Wypróbuj za 11,90 zł!

Subskrybuj
Świat

Kobra nad Sofią

Kim jest nowy prezydent Bułgarii

Nowy prezydent Bułgarii – Rumen Radew Nowy prezydent Bułgarii – Rumen Radew Marko Djurica/Reuters / Forum
Bułgarzy wybrali na prezydenta debiutującego w polityce Rumena Radewa, pilota wojskowego, generała-majora. Liczą, że ktoś taki nie da sobą sterować.
Radew uosabia to, czego przeciętny Bułgar oczekuje od polityka.U.S. Air Force photo / Airman 1st Class Nathan L. Maysonet/Wikipedia Radew uosabia to, czego przeciętny Bułgar oczekuje od polityka.

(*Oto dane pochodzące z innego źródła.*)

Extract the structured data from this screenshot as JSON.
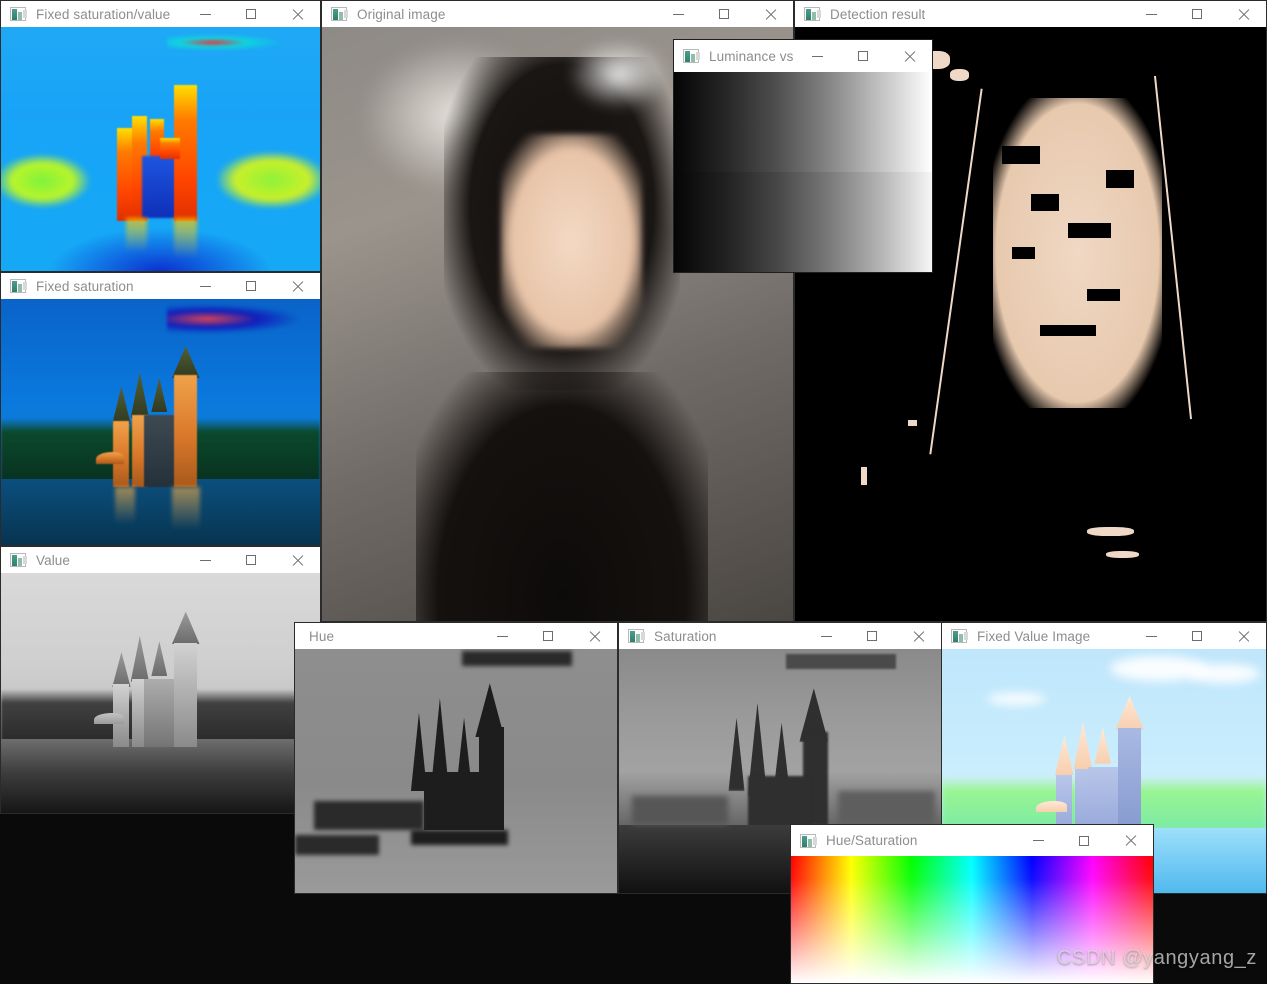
{
  "desktop": {
    "background": "#0a0a0a",
    "watermark": "CSDN @yangyang_z"
  },
  "windows": [
    {
      "id": "fixed-saturation-value",
      "title": "Fixed saturation/value",
      "icon": "opencv-image-icon",
      "content": "false-color (jet colormap) castle image",
      "buttons": {
        "minimize": "—",
        "maximize": "❐",
        "close": "✕"
      }
    },
    {
      "id": "fixed-saturation",
      "title": "Fixed saturation",
      "icon": "opencv-image-icon",
      "content": "saturation-boosted castle photograph",
      "buttons": {
        "minimize": "—",
        "maximize": "❐",
        "close": "✕"
      }
    },
    {
      "id": "value",
      "title": "Value",
      "icon": "opencv-image-icon",
      "content": "grayscale value channel of castle photograph",
      "buttons": {
        "minimize": "—",
        "maximize": "❐",
        "close": "✕"
      }
    },
    {
      "id": "original-image",
      "title": "Original image",
      "icon": "opencv-image-icon",
      "content": "portrait photograph of a woman",
      "buttons": {
        "minimize": "—",
        "maximize": "❐",
        "close": "✕"
      }
    },
    {
      "id": "detection-result",
      "title": "Detection result",
      "icon": "opencv-image-icon",
      "content": "binary skin detection mask on black background",
      "buttons": {
        "minimize": "—",
        "maximize": "❐",
        "close": "✕"
      }
    },
    {
      "id": "luminance",
      "title": "Luminance vs ...",
      "icon": "opencv-image-icon",
      "content": "horizontal black-to-white luminance gradient, two bands",
      "buttons": {
        "minimize": "—",
        "maximize": "❐",
        "close": "✕"
      }
    },
    {
      "id": "hue",
      "title": "Hue",
      "icon": "opencv-image-icon",
      "content": "hue channel grayscale image of castle",
      "buttons": {
        "minimize": "—",
        "maximize": "❐",
        "close": "✕"
      }
    },
    {
      "id": "saturation",
      "title": "Saturation",
      "icon": "opencv-image-icon",
      "content": "saturation channel grayscale image of castle",
      "buttons": {
        "minimize": "—",
        "maximize": "❐",
        "close": "✕"
      }
    },
    {
      "id": "fixed-value-image",
      "title": "Fixed Value Image",
      "icon": "opencv-image-icon",
      "content": "pastel high-value castle image",
      "buttons": {
        "minimize": "—",
        "maximize": "❐",
        "close": "✕"
      }
    },
    {
      "id": "hue-saturation",
      "title": "Hue/Saturation",
      "icon": "opencv-image-icon",
      "content": "hue horizontal, saturation vertical color chart",
      "buttons": {
        "minimize": "—",
        "maximize": "❐",
        "close": "✕"
      }
    }
  ]
}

Na konferencji prasowej po zakończeniu drugiej tury wyborów prezydenckich rozegrała się następująca scena. Kiedy zwycięzca Rumen Radew (59,4 proc. głosów) komentował wyniki, w jego kierunku poleciało czerwone jabłko. Rzucała dziennikarka, która zresztą zaraz została zatrzymana przez ochronę. Radew jabłko złapał i podniósł triumfalnie do góry. Fotoreporterzy nie mogli nie wykorzystać takiej okazji. Na drugi dzień w gazetach ukazało się zdjęcie nowego prezydenta Bułgarii z komentarzami, że nie tylko nie pozwolił się sprowokować dziennikarce, ale jeszcze wykorzystał incydent do ocieplenia wizerunku. Zapomniał o jednym. W Bułgarii jabłko to symbol pokus, na jakie wystawia władza. Skoro dał się podejść tak łatwo, to może nie najlepiej wróżyć jego prezydenturze.

Polskie początki

Jeszcze rok temu 53-letni generał major Radew był znany wyłącznie w kręgu wojskowych lotników. Miał swoje pięć minut sławy jesienią 2014 r., gdy w czasie pokazów lotniczych nad Sofią jako pierwszy Bułgar wykonał efektowną Kobrę Pugaczowa na MiG-29, uznawaną za najtrudniejszą figurę akrobacyjną dla samolotów bojowych (w uproszczeniu – samolot staje dęba). Rok po tym wyczynie, odsłużywszy 27 lat w wojsku, Radew dostał awans na dowódcę bułgarskich sił powietrznych.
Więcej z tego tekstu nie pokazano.